Many of you commented and asked questions on the children’s crossing the line ceremony. The ‘fish’ is a standard part of the ceremony, the ‘gunge’ being a matter of choice; the children’s being meringue mix! The adults’, which will take place later, involves our crew, while guests are bystanders. The Staff officers, myself included, will pass judgement on the miscreants and the penalty is carried out, the ‘gunge’ being more adult-friendly :-). I will post photos after the event.
The ‘penalties’ pale into insignificance compared to my Crossing the Line experience in 1970, when on my Training ship 😯 . There were 12 of us ‘apprentices’ on board the “Clan Sutherland” a cargo ship, built in 1951. Clan Line was part of the “British & Commonwealth” shipping company who operated over 84 ships in those heady days, when the British Merchant Navy was the envy of the world. Having completed our initial training at the School of Navigation at Warsash, near Southampton, we then commenced our practical training. The Clan Sutherland was originally built with 12 passenger cabins; these had been converted to house we cadets. I joined her in London, she was berthed in King George V dock, so busy that ships were double-banked; lying alongside each other to increase the dock’s capacity. Ironically, it has all disappeared, part of the ‘Docklands’ development and is now towering office buildings and apartments, not to mention London City airport, one I use when ‘hopping’ between Holland and U.K.
She operated as any cargo ship would and we , with our Training officer, Derry Sinclair, were, not only involved in the every-day operation, but took classes as well. My first voyage took 18 months; having loaded cargo from various ports around the U.K. we set sail for East Africa, our first port? Mombasa, Kenya. We then went south, calling at various East African, South African, South-West African ports before heading towards the Mediterranean. Here we discharged and loaded cargo before heading south again, eventually returning to the Med, where, 18 months later, we left the ship that we had become so fond of.
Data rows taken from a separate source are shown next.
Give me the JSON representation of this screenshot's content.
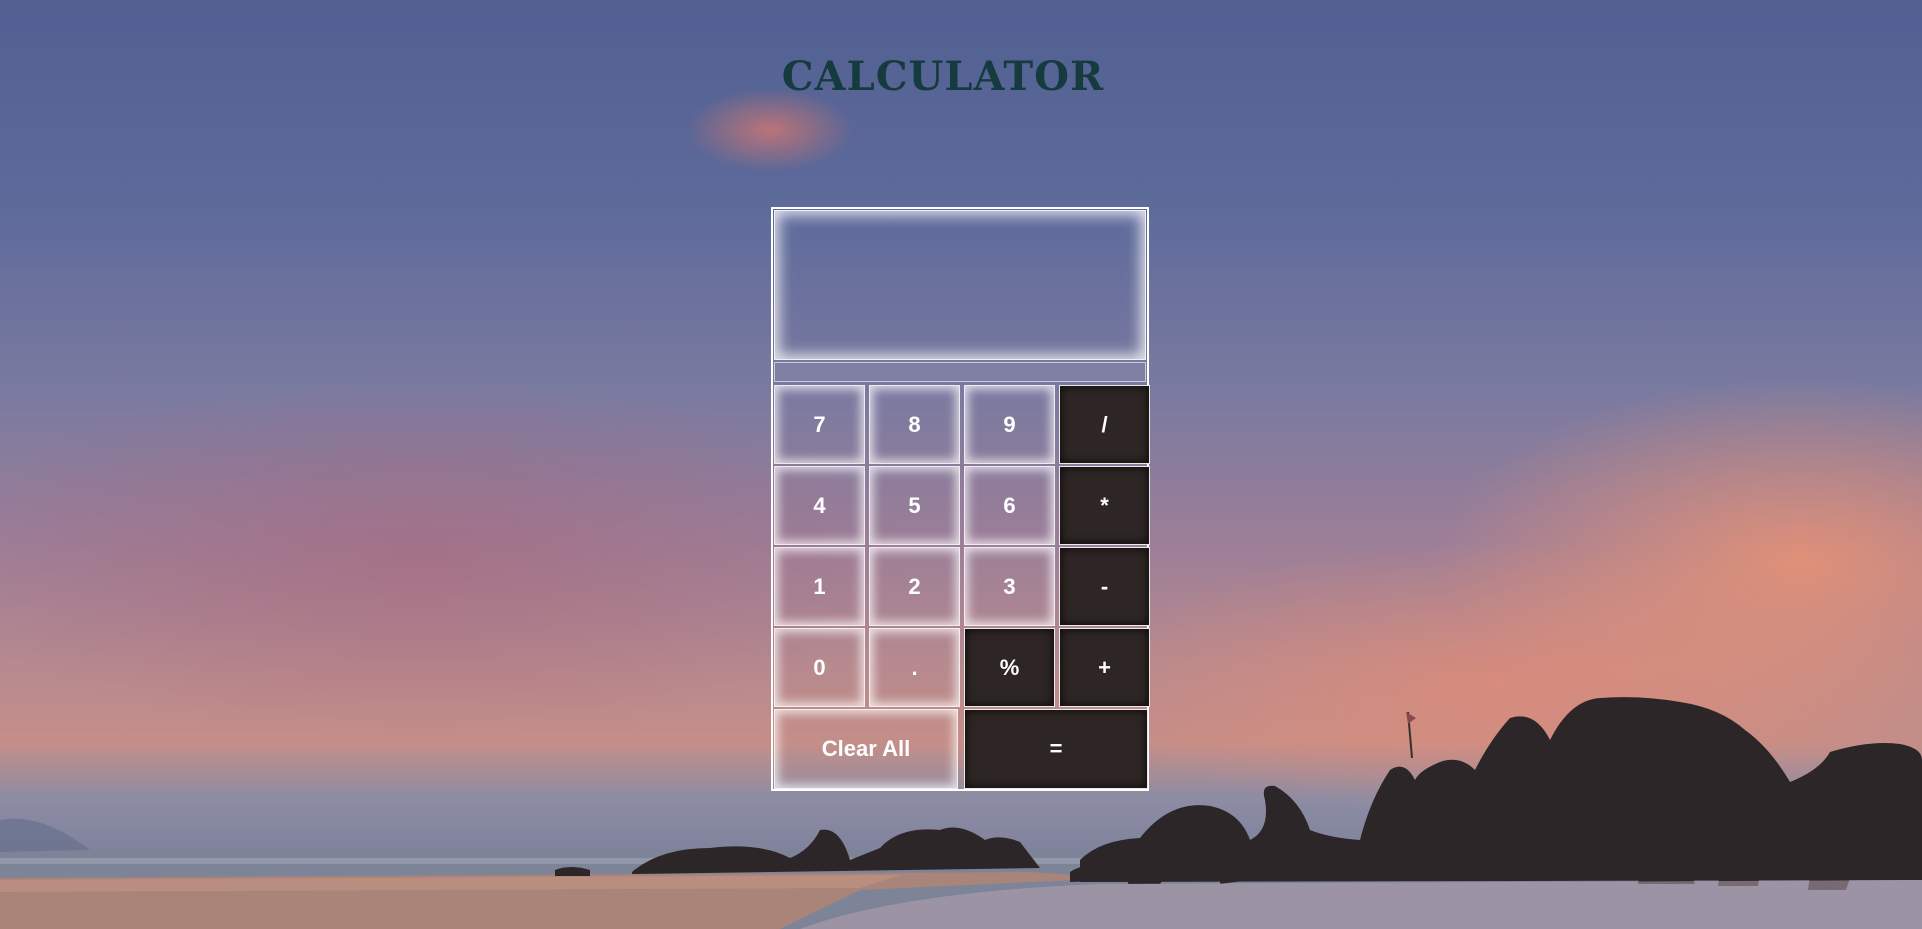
{
  "page": {
    "title": "CALCULATOR"
  },
  "display": {
    "value": ""
  },
  "keys": {
    "seven": "7",
    "eight": "8",
    "nine": "9",
    "divide": "/",
    "four": "4",
    "five": "5",
    "six": "6",
    "multiply": "*",
    "one": "1",
    "two": "2",
    "three": "3",
    "subtract": "-",
    "zero": "0",
    "decimal": ".",
    "percent": "%",
    "add": "+",
    "clear_all": "Clear All",
    "equals": "="
  },
  "colors": {
    "title": "#153b3f",
    "operator_key": "#2d2624",
    "key_text": "#ffffff"
  }
}
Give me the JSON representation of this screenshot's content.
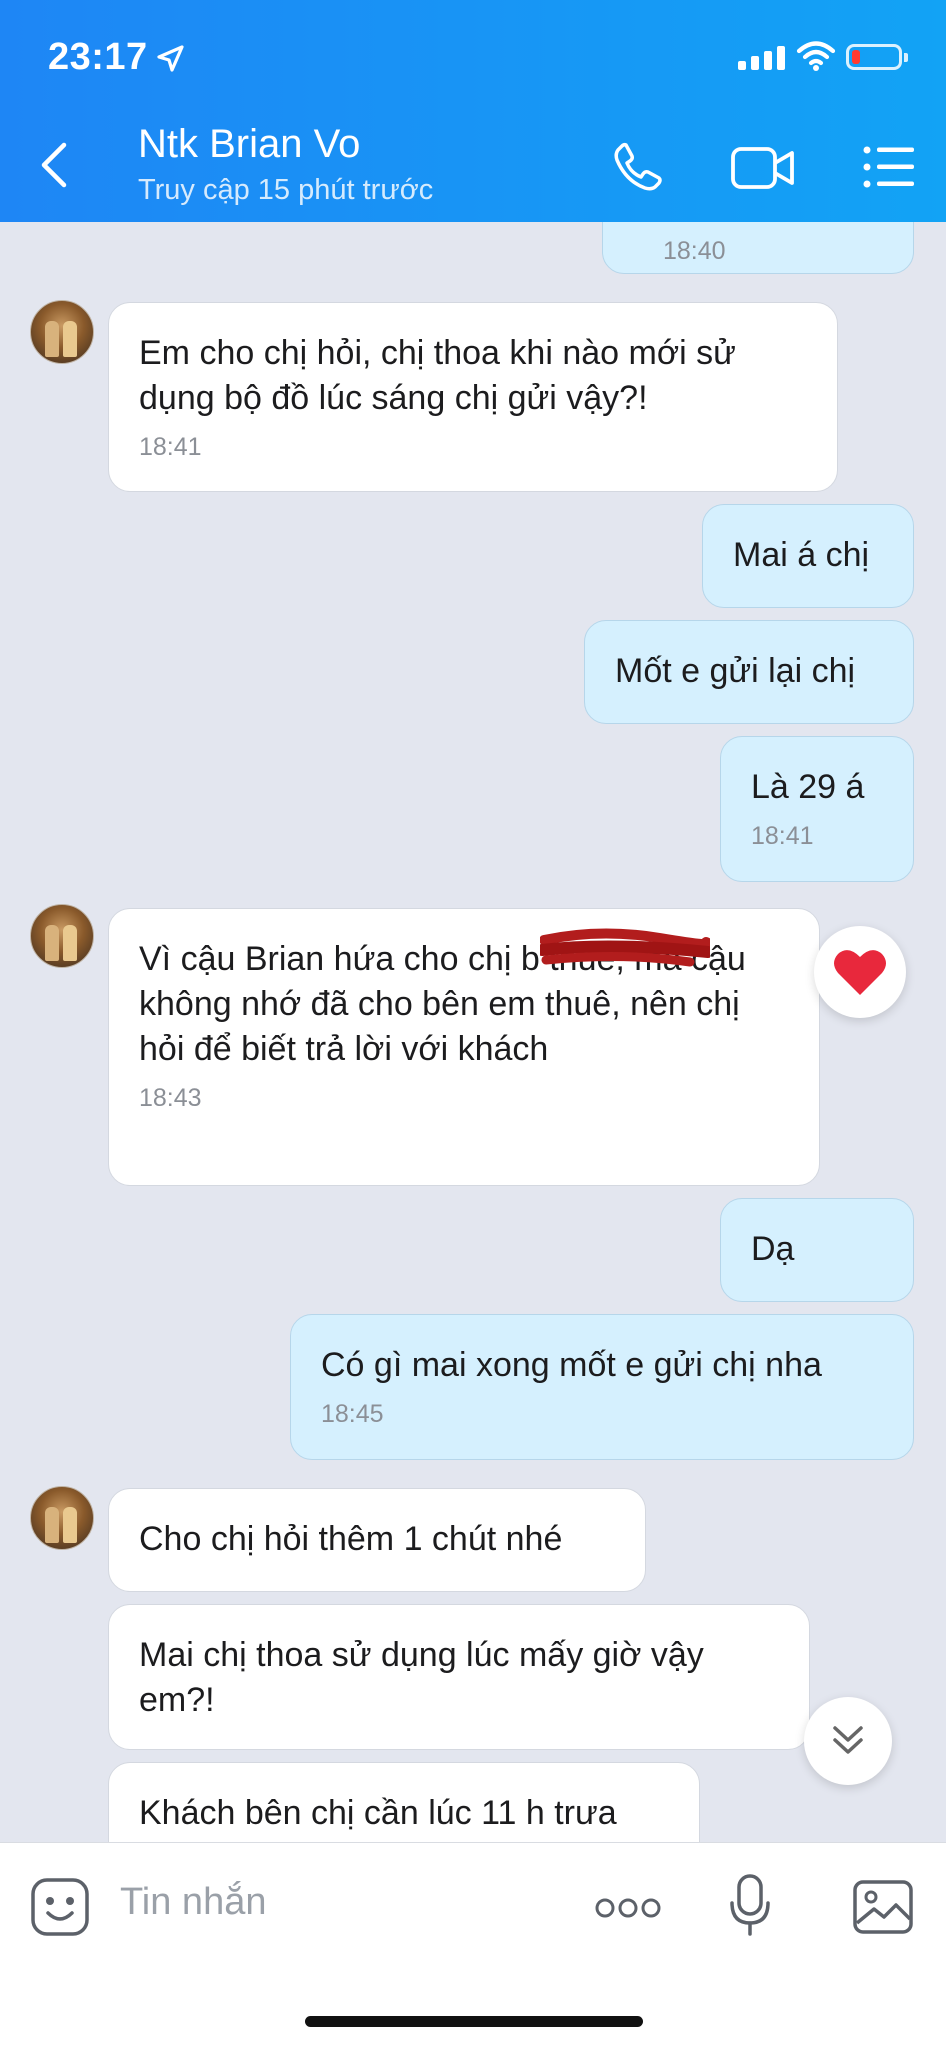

I digress, however we obviously crossed the Line and suffered the penalties that Neptune decreed. Being a cargo ship, there were ‘no holds barred’, up to and including shaving of heads, being coated in foul-smelling liquids and other obnoxious substances which took days to clean off. Our ‘swimming pool’ was a box-like structure, consisting of wooden supports and a waterproof canvas slung over it, filled from the fire main and lying on the foredeck, near the cargo holds. Happy days 😆 Little did I know then, in my innocence, that in the years to come, in more serious times I would abandon ship, be closely affected by the “Herald of Free Enterprise” disaster and, amongst others, be involved in the Swissair 111 crash at Peggy’s Cove.
On a brighter note, Hazel had her birthday on the 14th and officers and guests were invited to a quiet celebration in the Pinnacle grill. The Chefs had enjoyed the opportunity to show off their skills.
We have also had our first ball since I last wrote, the Main lounge was packed with ‘masked’ revellers; here’s one of me at the dinner prior to ‘Tripping the light fantastic’
I have also taken some more photos of areas which guests seldom, if ever visit.
After our crossing of the Pacific, we have a mere 650 miles to go before our destination of Nuku Hiva. on the 19th The vastness of this ocean never seems astonish me, 8 days and we are only halfway across it. Being an avid historian, quite how the naval forces of WW 2 even managed to find each other for engagement is beyond me.